One of Britain’s most pro-European Union (EU) members of the establishment has introduced an amendment to the European Union Referendum Bill which would compel the government to publish a report detailing what life after a British exit from the EU would look like just weeks ahead of the crucial vote. Brexit campaigners have slammed the amendment as a “cynical” ploy which risks “warping” the debate ahead of the referendum.
The amendment to the EU Referendum Bill seeks to compel “The Secretary of State [to] report on the relationship with the European Union which the Government envisage in the event of a referendum vote to leave the European Union, and on the acceptability of this arrangement to every European Union member state […] no later than 12 weeks prior to the appointed date of the referendum.”
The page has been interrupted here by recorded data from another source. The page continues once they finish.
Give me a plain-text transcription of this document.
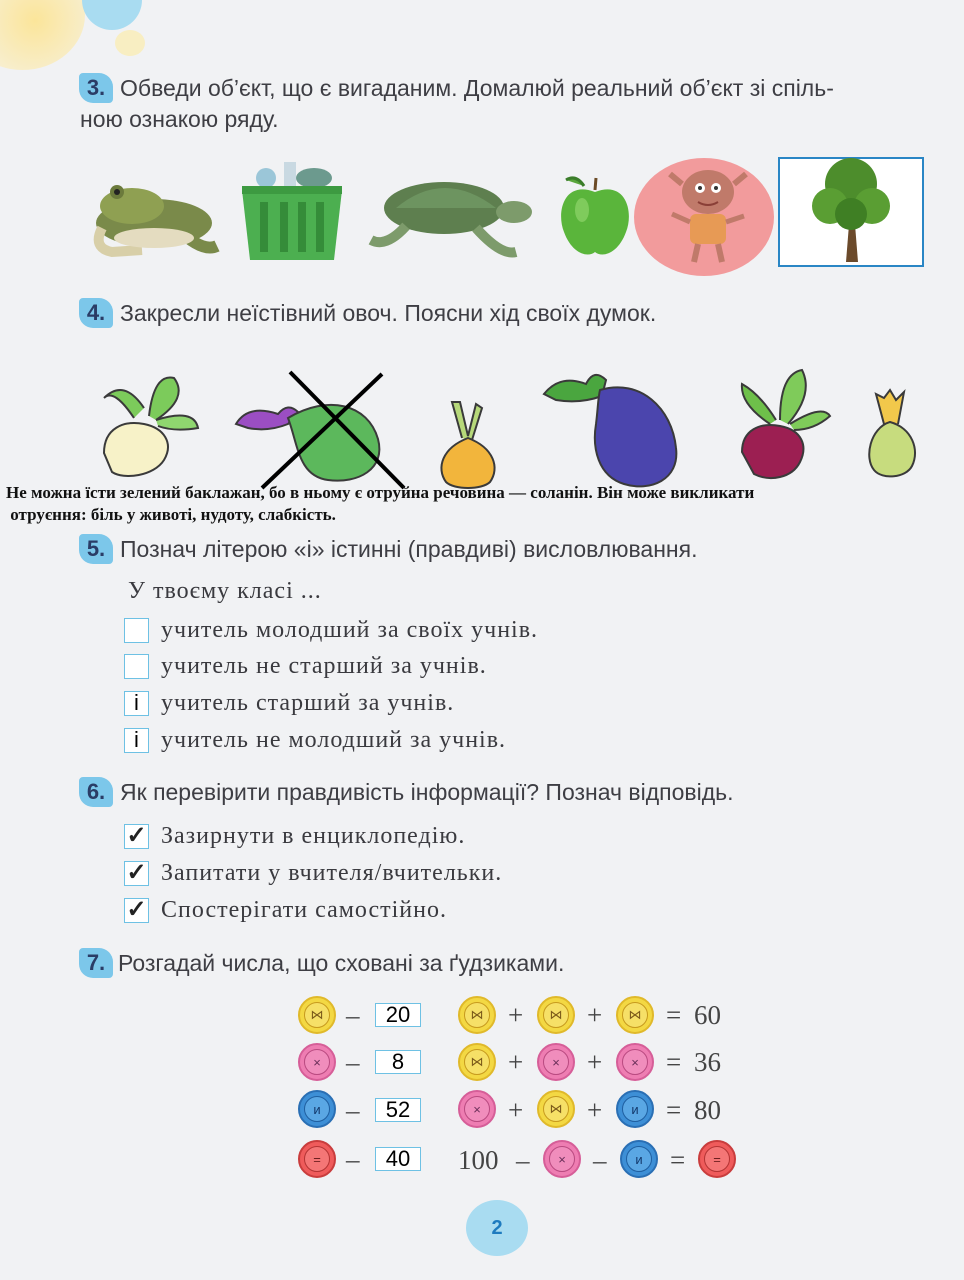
3. Обведи об’єкт, що є вигаданим. Домалюй реальний об’єкт зі спіль-
ною ознакою ряду.
4. Закресли неїстівний овоч. Поясни хід своїх думок.
Не можна їсти зелений баклажан, бо в ньому є отруйна речовина — соланін. Він може викликати
отруєння: біль у животі, нудоту, слабкість.
5. Познач літерою «і» істинні (правдиві) висловлювання.
У твоєму класі ...
учитель молодший за своїх учнів.
учитель не старший за учнів.
і учитель старший за учнів.
і учитель не молодший за учнів.
6. Як перевірити правдивість інформації? Познач відповідь.
✓ Зазирнути в енциклопедію.
✓ Запитати у вчителя/вчительки.
✓ Спостерігати самостійно.
7. Розгадай числа, що сховані за ґудзиками.
⋈ –	20
× –	8
и –	52
= –	40
⋈ +	⋈ +	⋈ = 60
⋈ +	×	+	×	= 36
×	+	⋈ +	и	= 80
100 –	×	–	и	=	=
2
It will now be discussed at the committee stage before being debated and voted upon, likely next year.
It was introduced by Lord Kerr of Kinlochard, a former ambassador to the EU and Secretary General to the EU Convention. Lord Kerr has continued to pursue his interests in the EU, sitting as the current chairman of the Centre for European Reform, which describes itself as “a think-tank devoted to making the European Union work better and strengthening its role in the world.”
He is also the current Vice President of the European Policy Centre, which proclaims as its mission statement a commitment “to fostering European integration through analysis and debate.”
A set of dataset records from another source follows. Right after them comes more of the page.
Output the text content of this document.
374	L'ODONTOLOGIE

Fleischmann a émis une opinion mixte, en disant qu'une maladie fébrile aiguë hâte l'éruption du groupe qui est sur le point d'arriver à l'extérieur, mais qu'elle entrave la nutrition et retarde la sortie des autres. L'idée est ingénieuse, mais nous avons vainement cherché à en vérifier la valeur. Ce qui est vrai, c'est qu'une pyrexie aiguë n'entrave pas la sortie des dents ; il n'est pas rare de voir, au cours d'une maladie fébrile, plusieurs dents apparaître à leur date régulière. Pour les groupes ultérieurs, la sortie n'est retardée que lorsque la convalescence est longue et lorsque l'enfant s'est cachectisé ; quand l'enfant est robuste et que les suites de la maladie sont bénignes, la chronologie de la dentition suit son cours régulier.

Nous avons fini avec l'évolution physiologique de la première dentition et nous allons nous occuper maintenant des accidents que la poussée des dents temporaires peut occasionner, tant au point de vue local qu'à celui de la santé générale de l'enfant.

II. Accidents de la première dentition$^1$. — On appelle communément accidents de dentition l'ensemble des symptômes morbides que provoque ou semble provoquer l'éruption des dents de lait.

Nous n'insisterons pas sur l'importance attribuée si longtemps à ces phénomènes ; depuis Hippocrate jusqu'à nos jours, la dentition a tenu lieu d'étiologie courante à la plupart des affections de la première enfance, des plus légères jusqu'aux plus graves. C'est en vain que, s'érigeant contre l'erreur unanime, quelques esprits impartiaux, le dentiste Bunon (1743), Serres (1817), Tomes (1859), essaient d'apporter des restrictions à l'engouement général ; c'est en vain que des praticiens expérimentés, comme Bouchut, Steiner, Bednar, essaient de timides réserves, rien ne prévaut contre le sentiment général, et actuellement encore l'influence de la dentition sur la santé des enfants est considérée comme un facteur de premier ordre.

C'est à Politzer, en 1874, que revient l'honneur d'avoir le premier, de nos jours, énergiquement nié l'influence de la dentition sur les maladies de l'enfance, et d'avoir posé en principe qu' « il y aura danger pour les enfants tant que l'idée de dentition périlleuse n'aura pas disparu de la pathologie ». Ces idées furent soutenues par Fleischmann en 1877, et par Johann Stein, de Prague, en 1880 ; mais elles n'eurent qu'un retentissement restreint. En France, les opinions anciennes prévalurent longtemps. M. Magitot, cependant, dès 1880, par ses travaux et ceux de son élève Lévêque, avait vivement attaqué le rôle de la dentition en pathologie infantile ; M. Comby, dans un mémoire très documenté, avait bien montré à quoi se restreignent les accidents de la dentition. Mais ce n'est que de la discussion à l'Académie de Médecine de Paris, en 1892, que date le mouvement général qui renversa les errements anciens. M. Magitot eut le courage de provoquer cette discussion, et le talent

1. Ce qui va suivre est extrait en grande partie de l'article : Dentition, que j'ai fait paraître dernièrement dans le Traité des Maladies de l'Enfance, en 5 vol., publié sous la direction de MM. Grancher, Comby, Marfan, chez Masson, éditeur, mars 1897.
Rory Broomfield, director of the Better Off Out campaign, severely criticised the amendment, calling it a “cynical attempt to help the Remain campaign from a europhile member of the unelected House of Lords.”
He explained: “After the vote to leave the EU the government could go into a two year negotiation with the EU over renewed terms. Publishing the proposed document before these negotiations have even started, and before the EU referendum vote itself, both pre-empts these negotiations and also risks warping the public debate.”
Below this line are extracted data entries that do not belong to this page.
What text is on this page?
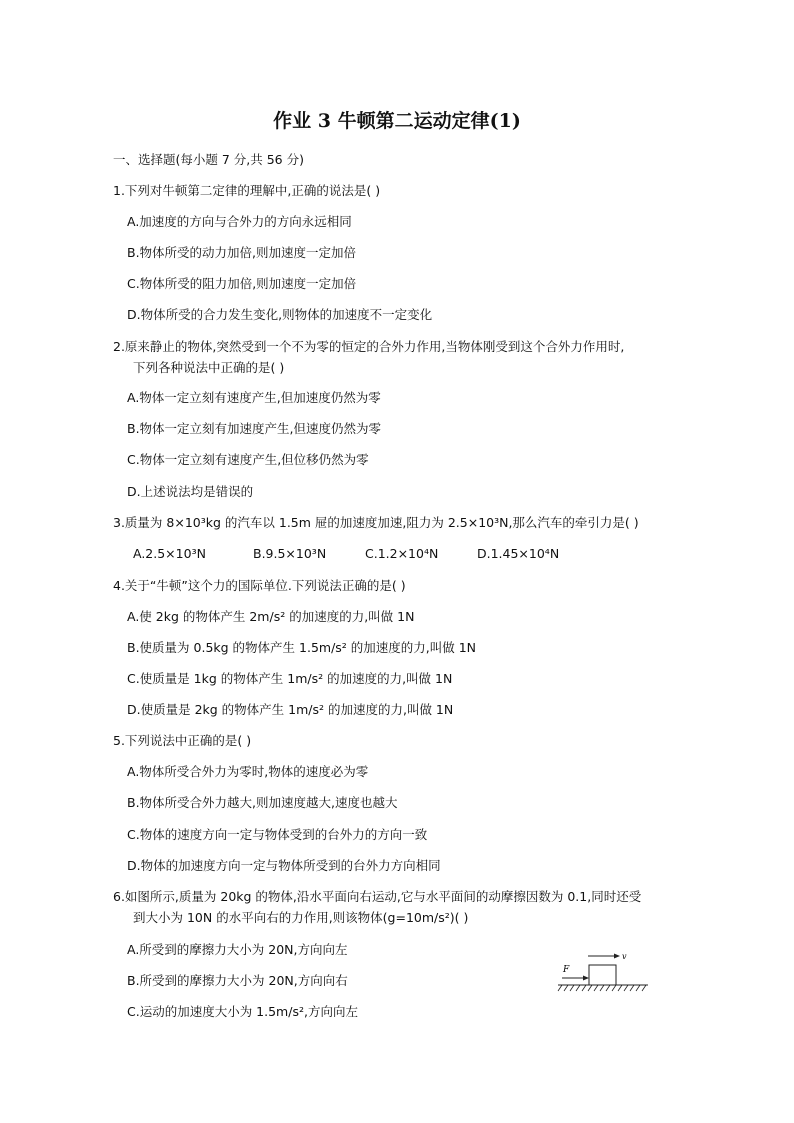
作业 3 牛顿第二运动定律(1)
一、选择题(每小题 7 分,共 56 分)
1.下列对牛顿第二定律的理解中,正确的说法是( )
A.加速度的方向与合外力的方向永远相同
B.物体所受的动力加倍,则加速度一定加倍
C.物体所受的阻力加倍,则加速度一定加倍
D.物体所受的合力发生变化,则物体的加速度不一定变化
2.原来静止的物体,突然受到一个不为零的恒定的合外力作用,当物体刚受到这个合外力作用时,
下列各种说法中正确的是( )
A.物体一定立刻有速度产生,但加速度仍然为零
B.物体一定立刻有加速度产生,但速度仍然为零
C.物体一定立刻有速度产生,但位移仍然为零
D.上述说法均是错误的
3.质量为 8×10³kg 的汽车以 1.5m 屉的加速度加速,阻力为 2.5×10³N,那么汽车的牵引力是( )
A.2.5×10³N	B.9.5×10³N	C.1.2×10⁴N	D.1.45×10⁴N
4.关于“牛顿”这个力的国际单位.下列说法正确的是( )
A.使 2kg 的物体产生 2m/s² 的加速度的力,叫做 1N
B.使质量为 0.5kg 的物体产生 1.5m/s² 的加速度的力,叫做 1N
C.使质量是 1kg 的物体产生 1m/s² 的加速度的力,叫做 1N
D.使质量是 2kg 的物体产生 1m/s² 的加速度的力,叫做 1N
5.下列说法中正确的是( )
A.物体所受合外力为零时,物体的速度必为零
B.物体所受合外力越大,则加速度越大,速度也越大
C.物体的速度方向一定与物体受到的台外力的方向一致
D.物体的加速度方向一定与物体所受到的台外力方向相同
6.如图所示,质量为 20kg 的物体,沿水平面向右运动,它与水平面间的动摩擦因数为 0.1,同时还受
到大小为 10N 的水平向右的力作用,则该物体(g=10m/s²)( )
A.所受到的摩擦力大小为 20N,方向向左
B.所受到的摩擦力大小为 20N,方向向右
C.运动的加速度大小为 1.5m/s²,方向向左
v
F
“As a lifelong bureaucrat, Lord Kerr would never have liked negotiations to be pre-empted,” he added.
“He would also hate being told to negotiate on hypothetical terms. Why is it one rule for him and another for the British public? The only possible reasons I can think that would explain his change of mind are his connections to the pro-EU Centre for European Reform and an understanding that the arguments on the pro-EU side are so bad that they have to make them up.”